# Integration

#### matt07

##### New member
Hi,

Sorry for asking for help, im currently working through calculating energy but Im having difficulty integrating the below. I haven't touched integration for a long time and really struggling here. Is anyone able to help?

Thanks

du

#### Dr.Peterson

##### Elite Member
That's a little hard to read, so I'm not sure which things are "u" and which are not.

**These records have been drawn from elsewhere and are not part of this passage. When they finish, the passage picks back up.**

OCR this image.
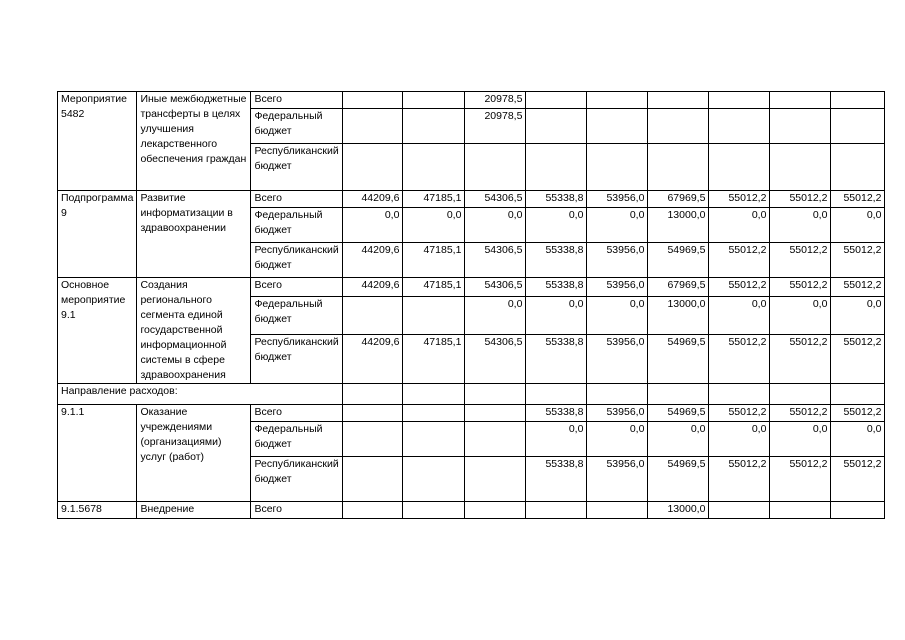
Мероприятие 5482	Иные межбюджетные трансферты в целях улучшения лекарственного обеспечения граждан	Всего			20978,5						
		Федеральный бюджет			20978,5						
		Республиканский бюджет									
Подпрограмма 9	Развитие информатизации в здравоохранении	Всего	44209,6	47185,1	54306,5	55338,8	53956,0	67969,5	55012,2	55012,2	55012,2
		Федеральный бюджет	0,0	0,0	0,0	0,0	0,0	13000,0	0,0	0,0	0,0
		Республиканский бюджет	44209,6	47185,1	54306,5	55338,8	53956,0	54969,5	55012,2	55012,2	55012,2
Основное мероприятие 9.1	Создания регионального сегмента единой государственной информационной системы в сфере здравоохранения	Всего	44209,6	47185,1	54306,5	55338,8	53956,0	67969,5	55012,2	55012,2	55012,2
		Федеральный бюджет			0,0	0,0	0,0	13000,0	0,0	0,0	0,0
		Республиканский бюджет	44209,6	47185,1	54306,5	55338,8	53956,0	54969,5	55012,2	55012,2	55012,2
Направление расходов:											
9.1.1	Оказание учреждениями (организациями) услуг (работ)	Всего				55338,8	53956,0	54969,5	55012,2	55012,2	55012,2
		Федеральный бюджет				0,0	0,0	0,0	0,0	0,0	0,0
		Республиканский бюджет				55338,8	53956,0	54969,5	55012,2	55012,2	55012,2
9.1.5678	Внедрение	Всего						13000,0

Have tried (or tried reviewing) substitution? Or parts? You may need both.

#### Jomo

##### Elite Member
From what I see all the u's cancels out so in the end you are integrating a constant. Do you know how to integrate a constant? Either this integral is quite easy or we are not seeing the entire integral.

#### HallsofIvy

##### Elite Member
Echoing Dr. Peterson and Jomo, the problem looks like
$$\displaystyle \int_{10}^{15}\frac{\pi U}{2U}e^{-\pi\left(\frac{U}{2U}\right)^2}du$$

I not sure if what looks like "U", a capital U, is supposed to be "u", the variable in "du". But, in any case $$\displaystyle \frac{U}{2U}= \frac{1}{2}$$ so the integral is just $$\displaystyle \int_{10}^{15}\frac{\pi}{2}e^{-\frac{\pi}{2}}du=$$$$\displaystyle \frac{\pi}{2}e^{-\frac{\pi}{2}}\int_{10}^{15} du=$$$$\displaystyle \frac{\pi}{2}e^{-\frac{\pi}{2}}(15- 10)$$.

#### Dr.Peterson

##### Elite Member
I was wondering if it might really be something like this:

$$\displaystyle \int_{10}^{15}\frac{\pi u}{2U}e^{-\pi\left(\frac{u}{2U}\right)^2}du$$​

where U would be a constant. That's not very good form, but at least it would be doable without being trivial.

@matt07, why haven't you responded? If you had, we would have helped long ago.